Les lectures de ce jour convergent vers ce sujet délicat de notre rapport aux biens matériels. Sujet délicat car il nous faut éviter tant l’angélisme qui ne respecte pas les nécessités humaines que le matérialisme qui ne respecte pas notre dimension spirituelle. Sujet délicat qui s’éclaire si l’on songe au but de notre vie humaine. On peut dire qu’il y a deux manières d’envisager notre existence : soit en considérant que tout se termine avec la vie terrestre, soit en considérant cette vie comme une étape vers la vie éternelle. Il y a là une alternative qui détermine notre manière de vivre sur terre. C’est pourquoi les textes de ce jour nous invitent à entrer dans cette cohérence entre ce que l’on croit et ce que l’on vit. Selon nos convictions philosophiques et spirituelles, nous sommes amenés à poser des choix différents, spécialement dans le rapport aux biens matériels. Car si tout finit avec la mort, alors on peut comprendre l’attitude de ceux qui veulent amasser des richesses, ou profiter au maximum des plaisirs sans autre souci que la satisfaction personnelle. Mais si la vie présente n’est que le commencement de la vie éternelle, si elle est une préparation à la rencontre ultime avec le Seigneur, alors c’est cet objectif qui doit orienter notre manière de vivre.

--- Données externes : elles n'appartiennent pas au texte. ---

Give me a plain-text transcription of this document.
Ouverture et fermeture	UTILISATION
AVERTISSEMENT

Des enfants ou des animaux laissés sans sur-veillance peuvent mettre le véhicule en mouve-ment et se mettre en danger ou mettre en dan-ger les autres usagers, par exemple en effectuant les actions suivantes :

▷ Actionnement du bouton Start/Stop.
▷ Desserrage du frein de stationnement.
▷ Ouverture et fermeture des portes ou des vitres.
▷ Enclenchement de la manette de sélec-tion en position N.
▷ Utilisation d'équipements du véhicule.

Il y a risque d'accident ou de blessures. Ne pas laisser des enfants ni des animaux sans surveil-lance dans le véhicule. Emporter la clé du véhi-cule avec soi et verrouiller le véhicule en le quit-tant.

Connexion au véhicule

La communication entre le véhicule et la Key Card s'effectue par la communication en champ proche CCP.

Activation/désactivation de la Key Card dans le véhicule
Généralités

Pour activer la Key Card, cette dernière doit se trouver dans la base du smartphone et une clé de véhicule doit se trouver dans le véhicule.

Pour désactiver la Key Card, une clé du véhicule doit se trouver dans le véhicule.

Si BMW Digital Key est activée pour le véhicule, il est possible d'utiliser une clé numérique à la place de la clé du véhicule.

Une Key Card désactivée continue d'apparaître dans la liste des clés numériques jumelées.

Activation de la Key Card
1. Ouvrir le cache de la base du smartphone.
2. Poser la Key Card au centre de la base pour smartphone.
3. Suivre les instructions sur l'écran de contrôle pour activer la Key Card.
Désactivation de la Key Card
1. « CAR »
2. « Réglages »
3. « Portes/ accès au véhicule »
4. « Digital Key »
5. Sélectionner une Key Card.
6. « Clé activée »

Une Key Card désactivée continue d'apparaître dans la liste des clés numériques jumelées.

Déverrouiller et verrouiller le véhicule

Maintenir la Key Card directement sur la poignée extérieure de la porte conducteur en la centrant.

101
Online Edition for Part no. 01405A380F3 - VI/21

Dans l’évangile, le Christ nous rappelle que l’augmentation de nos biens matériels n’ajoutera rien à la durée de notre vie terrestre. Un jour, il nous faudra quitter cette vie telle que nous la connaissons pour la vie avec Dieu à laquelle nous sommes destinés. Notre vie éternelle est dès à présent commencée, il nous faut donc savoir tendre vers les réalités spirituelles qui seules passeront la mort. Notre vie est désormais cachée en Dieu, nous sommes ressuscités avec le Christ, recherchons donc les réalités d’en haut. Et dans la 1re épître aux corinthiens, St Paul est plus précis encore sur le point de savoir quelle est la réalité spirituelle qui passe la mort, à savoir l’amour. Et on comprend facilement pourquoi, car Dieu étant amour, seule en moi la capacité d’aimer et d’être aimé peut accueillir l’Amour même. Tout ce qui n’est pas amour en moi est étranger à Dieu, et donc ne peut subsister en sa présence. Il s’agit durant notre vie terrestre de travailler à augmenter notre capacité d’aimer qui nous fera franchir le cap de la mort. C’est pourquoi le critère de l’amour authentique est celui avec lequel nous pouvons juger notre manière d’utiliser les biens matériels.